Accept if something isn't working
A lot of people say it's hard to realise you're in a bad situation when you're actually in one. I'd change that to: it's hard to accept you're in a bad situation. I think, deep down, that there's always some kind of feeling that something is not right but when you're in that situation you don't want to see it. You want things to work out so you subconsciously blind yourself to the reality. Listen to your intuition.

The little silly things don't matter
I've seen so many people stop dating because of silly little things. Their eyebrows don't match or they eat with their mouth open etc etc. In the long run, does that stuff really matter? A person isn't a sum total of one trait and it seem cruel to dismiss someone for something so trivial.
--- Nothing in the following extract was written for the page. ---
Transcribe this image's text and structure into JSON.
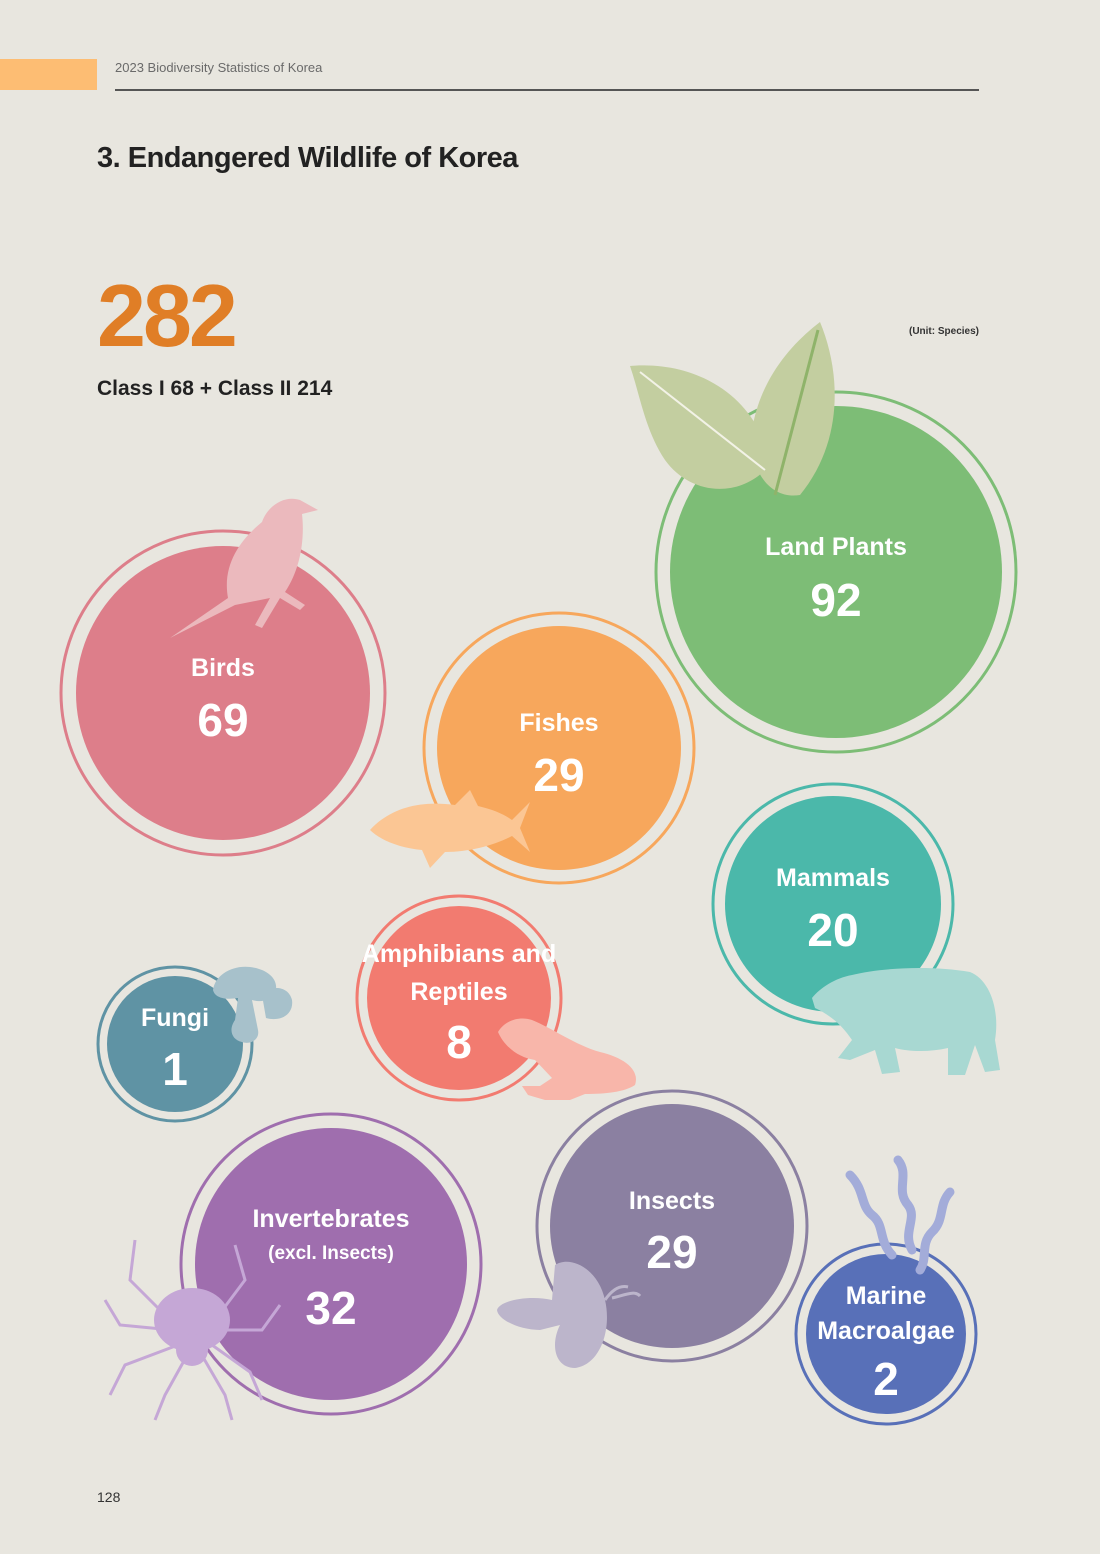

Then again, people often subconsciously pick up on little things like that, when it just isn't working out and they need to grasp a rational reason.

Don't date out of necessity 
I've seen too many people go on dates because it's the done thing to do or because they're on a desperate search to find a partner. I think you should only go on a date because you genuinely want to or because you feel like you might genuinely like that person, not just as a social standard because it's also very okay never to date anyone.

Don't hang onto something because it's comfortable or because you don't want to end up alone
... because you'll never be truly a 100% happy, you'll just be going through the motions and that's never really enough. Be brave and take a leap.

Never ghost someone
Texting makes people detached and if someone messages you after a date and you don't want to go on another one, it's so easy to just ignore it. I think people always deserve an explanation. Often, people do this because they think it's kinder than telling the other person the truth but often the worst thing is not knowing. Yes, it can be scary to be honest but the other person deserves it.

Be yourself, don't hide anything
If a person doesn't like you for who you are, then they're not right for you. In the same way, you shouldn't fake interests so you have things in common with the other person. You don't need to like exactly the same things to have a successful relationship.

If someone is embarrassed by you walk away
I don't think that one needs any explaining.

Communication is key
With anything in life, if you have a problem, try to fix it instead of just giving up. Talk to the other person or people involved, let them explain themselves. It might be something you can work out or even a simple misunderstanding.